The office, at least,
probably will not, according to Defense News. Pending approval by deputy defense secretary Gordon England, “the office [will] be dissolved by Sept. 30.”
Defense analyst Bob Work thinks it “may be an indication of just how hard it is to balance the competing demands for transformation in the midst of this protracted campaign” in the Global War on Terror. The Armchair Generalist fears this could be the final “nail in the coffin” for transformation. But military theorist Tom Barnett, long allied with Cebrowski, sees the shift as the final move in bringing Cebrowski’s ideas into the heart of the U.S. military.
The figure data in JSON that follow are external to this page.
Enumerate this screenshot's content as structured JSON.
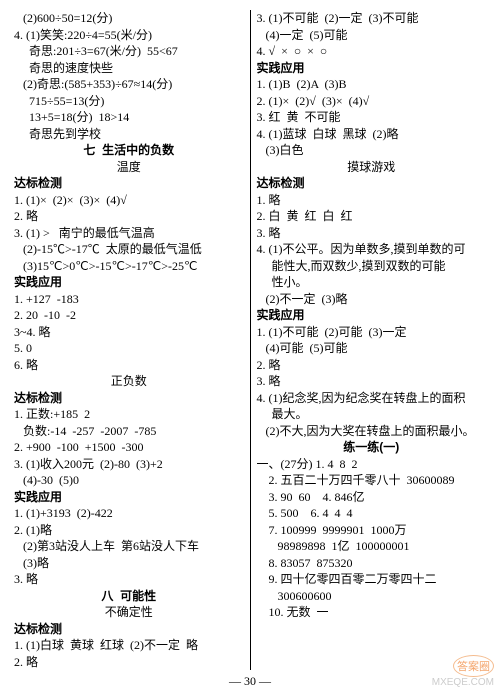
{
  "pageNumber": "— 30 —",
  "watermark": "MXEQE.COM",
  "stamp": "答案圈",
  "leftColumn": [
    {
      "cls": "line",
      "txt": "   (2)600÷50=12(分)"
    },
    {
      "cls": "line",
      "txt": "4. (1)笑笑:220÷4=55(米/分)"
    },
    {
      "cls": "line",
      "txt": "     奇思:201÷3=67(米/分)  55<67"
    },
    {
      "cls": "line",
      "txt": "     奇思的速度快些"
    },
    {
      "cls": "line",
      "txt": "   (2)奇思:(585+353)÷67≈14(分)"
    },
    {
      "cls": "line",
      "txt": "     715÷55=13(分)"
    },
    {
      "cls": "line",
      "txt": "     13+5=18(分)  18>14"
    },
    {
      "cls": "line",
      "txt": "     奇思先到学校"
    },
    {
      "cls": "line bold center",
      "txt": "七  生活中的负数"
    },
    {
      "cls": "line center",
      "txt": "温度"
    },
    {
      "cls": "line bold",
      "txt": "达标检测"
    },
    {
      "cls": "line",
      "txt": "1. (1)×  (2)×  (3)×  (4)√"
    },
    {
      "cls": "line",
      "txt": "2. 略"
    },
    {
      "cls": "line",
      "txt": "3. (1) >   南宁的最低气温高"
    },
    {
      "cls": "line",
      "txt": "   (2)-15℃>-17℃  太原的最低气温低"
    },
    {
      "cls": "line",
      "txt": "   (3)15℃>0℃>-15℃>-17℃>-25℃"
    },
    {
      "cls": "line bold",
      "txt": "实践应用"
    },
    {
      "cls": "line",
      "txt": "1. +127  -183"
    },
    {
      "cls": "line",
      "txt": "2. 20  -10  -2"
    },
    {
      "cls": "line",
      "txt": "3~4. 略"
    },
    {
      "cls": "line",
      "txt": "5. 0"
    },
    {
      "cls": "line",
      "txt": "6. 略"
    },
    {
      "cls": "line center",
      "txt": "正负数"
    },
    {
      "cls": "line bold",
      "txt": "达标检测"
    },
    {
      "cls": "line",
      "txt": "1. 正数:+185  2"
    },
    {
      "cls": "line",
      "txt": "   负数:-14  -257  -2007  -785"
    },
    {
      "cls": "line",
      "txt": "2. +900  -100  +1500  -300"
    },
    {
      "cls": "line",
      "txt": "3. (1)收入200元  (2)-80  (3)+2"
    },
    {
      "cls": "line",
      "txt": "   (4)-30  (5)0"
    },
    {
      "cls": "line bold",
      "txt": "实践应用"
    },
    {
      "cls": "line",
      "txt": "1. (1)+3193  (2)-422"
    },
    {
      "cls": "line",
      "txt": "2. (1)略"
    },
    {
      "cls": "line",
      "txt": "   (2)第3站没人上车  第6站没人下车"
    },
    {
      "cls": "line",
      "txt": "   (3)略"
    },
    {
      "cls": "line",
      "txt": "3. 略"
    },
    {
      "cls": "line bold center",
      "txt": "八  可能性"
    },
    {
      "cls": "line center",
      "txt": "不确定性"
    },
    {
      "cls": "line bold",
      "txt": "达标检测"
    },
    {
      "cls": "line",
      "txt": "1. (1)白球  黄球  红球  (2)不一定  略"
    },
    {
      "cls": "line",
      "txt": "2. 略"
    }
  ],
  "rightColumn": [
    {
      "cls": "line",
      "txt": "3. (1)不可能  (2)一定  (3)不可能"
    },
    {
      "cls": "line",
      "txt": "   (4)一定  (5)可能"
    },
    {
      "cls": "line",
      "txt": "4. √  ×  ○  ×  ○"
    },
    {
      "cls": "line bold",
      "txt": "实践应用"
    },
    {
      "cls": "line",
      "txt": "1. (1)B  (2)A  (3)B"
    },
    {
      "cls": "line",
      "txt": "2. (1)×  (2)√  (3)×  (4)√"
    },
    {
      "cls": "line",
      "txt": "3. 红  黄  不可能"
    },
    {
      "cls": "line",
      "txt": "4. (1)蓝球  白球  黑球  (2)略"
    },
    {
      "cls": "line",
      "txt": "   (3)白色"
    },
    {
      "cls": "line center",
      "txt": "摸球游戏"
    },
    {
      "cls": "line bold",
      "txt": "达标检测"
    },
    {
      "cls": "line",
      "txt": "1. 略"
    },
    {
      "cls": "line",
      "txt": "2. 白  黄  红  白  红"
    },
    {
      "cls": "line",
      "txt": "3. 略"
    },
    {
      "cls": "line",
      "txt": "4. (1)不公平。因为单数多,摸到单数的可"
    },
    {
      "cls": "line",
      "txt": "     能性大,而双数少,摸到双数的可能"
    },
    {
      "cls": "line",
      "txt": "     性小。"
    },
    {
      "cls": "line",
      "txt": "   (2)不一定  (3)略"
    },
    {
      "cls": "line bold",
      "txt": "实践应用"
    },
    {
      "cls": "line",
      "txt": "1. (1)不可能  (2)可能  (3)一定"
    },
    {
      "cls": "line",
      "txt": "   (4)可能  (5)可能"
    },
    {
      "cls": "line",
      "txt": "2. 略"
    },
    {
      "cls": "line",
      "txt": "3. 略"
    },
    {
      "cls": "line",
      "txt": "4. (1)纪念奖,因为纪念奖在转盘上的面积"
    },
    {
      "cls": "line",
      "txt": "     最大。"
    },
    {
      "cls": "line",
      "txt": "   (2)不大,因为大奖在转盘上的面积最小。"
    },
    {
      "cls": "line bold center",
      "txt": "练一练(一)"
    },
    {
      "cls": "line",
      "txt": "一、(27分) 1. 4  8  2"
    },
    {
      "cls": "line",
      "txt": "    2. 五百二十万四千零八十  30600089"
    },
    {
      "cls": "line",
      "txt": "    3. 90  60    4. 846亿"
    },
    {
      "cls": "line",
      "txt": "    5. 500    6. 4  4  4"
    },
    {
      "cls": "line",
      "txt": "    7. 100999  9999901  1000万"
    },
    {
      "cls": "line",
      "txt": "       98989898  1亿  100000001"
    },
    {
      "cls": "line",
      "txt": "    8. 83057  875320"
    },
    {
      "cls": "line",
      "txt": "    9. 四十亿零四百零二万零四十二"
    },
    {
      "cls": "line",
      "txt": "       300600600"
    },
    {
      "cls": "line",
      "txt": "    10. 无数  一"
    }
  ]
}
“Art’s success in mainstreaming his thinking meant that OFT always had a limited shelf life. [His ideas are] everywhere now,” Barnett writes. “Art himself saw this coming and had no problem with it. He simply would have moved on to the next great definition.”
Besides, the office is “not really shutting down,” an OFT source tells Defense Tech.
It is being split apart and embedded in two other areas of OSD [Office of the Secretary of Defense]. The analysis and study portion of OFT is to be rolled into a new office as part of a larger reorg of OSD Policy. [More about that here — ed.] All of the other initiatives here, like… Redirected Energy and Operationally Responsive Space are to go into a new office under [Director, Defense Research and Engineering] John Young…
So, in a sense, this is a good move. Since OSD had no interest in appointing anyone to replace Cebrowski, the office was hobbled…. If this is approved, OSD is saying we like this OFT approach [so much] that we are willing to apply it more broadly across the entire department.
Could be. But with costs piling higher and higher for the wars in Afghanistan and Iraq — and with the budgets for many “transformational” projects swelling, fast — I worry that this could jeopardize Cebrowski’s work, not institutionalize it.